The plan would cut the 27-member bloc’s fossil fuel import bill by EUR 130 billion ($136.06 billion) a year from 2030. Savings are expected to rise to EUR 260 billion per annum by 2040, according to the official text published on the Commission’s website.
To curb fossil fuel use and in turn import reliance, the plan supports displacing fossil fuels from the electricity mix with clean sources; expanding electrification; increasing grid capacity, modernizing grid infrastructure and strengthening system flexibility; and boosting energy efficiency.
“With a substantial share (28.9 percent) of the EU’s average electricity generation mix still based on fossil fuels, and transport largely fueled by oil products, fossil-fuel import costs have a significant impact on consumers’ energy bills”, the Commission said.
In 2022, the EU’s fossil fuel import bill hit a record-high EUR 604 billion. That was just a year after the figure fell to a historic low of EUR 163 billion in 2020, according to Commission data.
“While demand for natural gas declined by 18 percent between August 2022 and May 2024, the EU remains exposed to global fossil-fuel price fluctuations, with 90 percent of its natural gas demand covered by imports”, the Commission explained.
“The consequences of excessive supply dependence were evident during the recent energy crisis”, it added, accusing Russia of weaponizing gas exports.
The Commission said in the coming weeks it would put forward measures to strengthen the enforcement of REPowerEU, a strategy passed February 2023 to achieve independence from Russian fossil fuels by 2027.
The action plan announced Wednesday also addresses – besides import reliance – power market integration and system costs.
“Europe has the most integrated grid globally, but more needs to be achieved as regards interconnections, grid infrastructure, energy system integration and system flexibility to boost the integration of cheaper and cleaner energy sources”, the Commission said.
“Current estimates are that by 2030, around half of the EU’s cross-border electricity new capacity needs will not be addressed, holding back the complete integration of our energy market”, it added.
To achieve full integration, the action plan supports bridging the investment gap and mobilizing private capital, as well as simplifying regulations.
To mitigate systems costs, the plan supports lowering taxes and removing non-energy cost components from bills.
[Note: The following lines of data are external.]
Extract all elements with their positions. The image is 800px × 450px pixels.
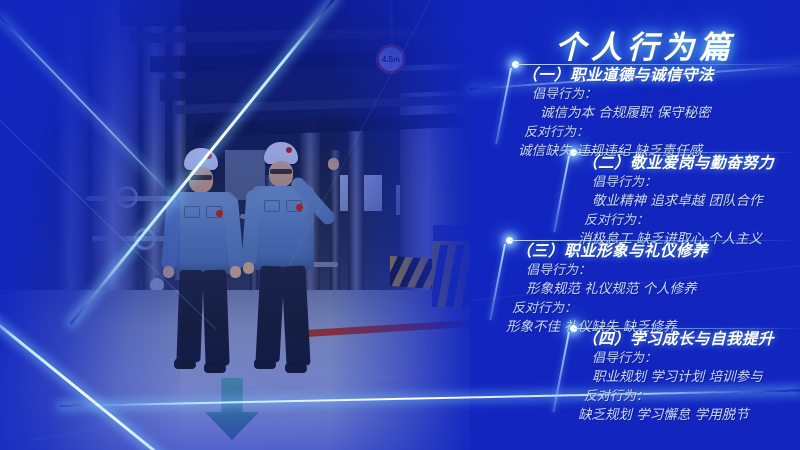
section-block-2[interactable]: （二）敬业爱岗与勤奋努力 倡导行为： 敬业精神 追求卓越 团队合作 反对行为： … <box>556 152 800 236</box>
oppose-label: 反对行为： <box>512 299 792 318</box>
section-body: 倡导行为： 职业规划 学习计划 培训参与 反对行为： 缺乏规划 学习懈怠 学用脱… <box>556 349 800 425</box>
promote-label: 倡导行为： <box>582 173 800 192</box>
page-title: 个人行为篇 <box>500 22 790 67</box>
section-top-rule <box>516 64 798 65</box>
section-block-4[interactable]: （四）学习成长与自我提升 倡导行为： 职业规划 学习计划 培训参与 反对行为： … <box>556 328 800 416</box>
promote-label: 倡导行为： <box>522 85 798 104</box>
oppose-label: 反对行为： <box>522 123 798 142</box>
industrial-plant-photo: 4.5m <box>0 0 470 450</box>
section-bracket-icon <box>556 152 582 236</box>
section-heading: （四）学习成长与自我提升 <box>556 330 800 349</box>
section-bracket-icon <box>498 64 524 148</box>
poster-canvas: 4.5m <box>0 0 800 450</box>
oppose-items: 缺乏规划 学习懈怠 学用脱节 <box>578 406 800 425</box>
section-top-rule <box>574 152 800 153</box>
promote-items: 敬业精神 追求卓越 团队合作 <box>582 192 800 211</box>
section-heading: （三）职业形象与礼仪修养 <box>492 242 792 261</box>
promote-items: 职业规划 学习计划 培训参与 <box>582 368 800 387</box>
section-top-rule <box>510 240 800 241</box>
promote-items: 形象规范 礼仪规范 个人修养 <box>516 280 792 299</box>
section-block-1[interactable]: （一）职业道德与诚信守法 倡导行为： 诚信为本 合规履职 保守秘密 反对行为： … <box>498 64 798 148</box>
section-body: 倡导行为： 诚信为本 合规履职 保守秘密 反对行为： 诚信缺失 违规违纪 缺乏责… <box>498 85 798 161</box>
section-bracket-icon <box>556 328 582 416</box>
promote-label: 倡导行为： <box>582 349 800 368</box>
bracket-slant-line <box>495 68 512 144</box>
section-block-3[interactable]: （三）职业形象与礼仪修养 倡导行为： 形象规范 礼仪规范 个人修养 反对行为： … <box>492 240 792 324</box>
section-top-rule <box>574 328 800 329</box>
promote-label: 倡导行为： <box>516 261 792 280</box>
section-body: 倡导行为： 敬业精神 追求卓越 团队合作 反对行为： 消极怠工 缺乏进取心 个人… <box>556 173 800 249</box>
section-heading: （一）职业道德与诚信守法 <box>498 66 798 85</box>
promote-items: 诚信为本 合规履职 保守秘密 <box>522 104 798 123</box>
oppose-label: 反对行为： <box>582 387 800 406</box>
bracket-slant-line <box>552 332 570 412</box>
section-heading: （二）敬业爱岗与勤奋努力 <box>556 154 800 173</box>
section-body: 倡导行为： 形象规范 礼仪规范 个人修养 反对行为： 形象不佳 礼仪缺失 缺乏修… <box>492 261 792 337</box>
bracket-slant-line <box>553 156 570 232</box>
section-bracket-icon <box>492 240 518 324</box>
oppose-label: 反对行为： <box>582 211 800 230</box>
bracket-slant-line <box>489 244 506 320</box>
It also wants to empower consumers to easily switch to a more affordable supplier, as well as to improve access to more efficient appliances. On the energy supply side, the plan hopes to reduce permitting times for clean energy projects. And while the plan wants to decouple retail energy prices from costly and volatile natural gas, it aims to ensure fair competition in the gas market and leverage EU purchasing power to get better gas supply deals while gas remains in the energy mix.
“We have already significantly reduced energy prices in Europe by doubling down on renewables”, Commission President Ursula von der Leyen said in a statement. “Now, we are going a step further with the Affordable Energy Action Plan as part of our Clean Industrial Deal.
“With it, we will achieve more predictable prices, stronger connections across Europe, and increased energy offtake. We will systematically remove remaining obstacles so that we can build a true Energy Union”.
The Clean Industrial Deal announced Tuesday presents a plan to – besides lowering energy costs – raise demand for cleaner products, grow investment in the clean transition, improve EU companies’ access to raw materials while promoting circularity, form trade partnerships and build the relevant workforce.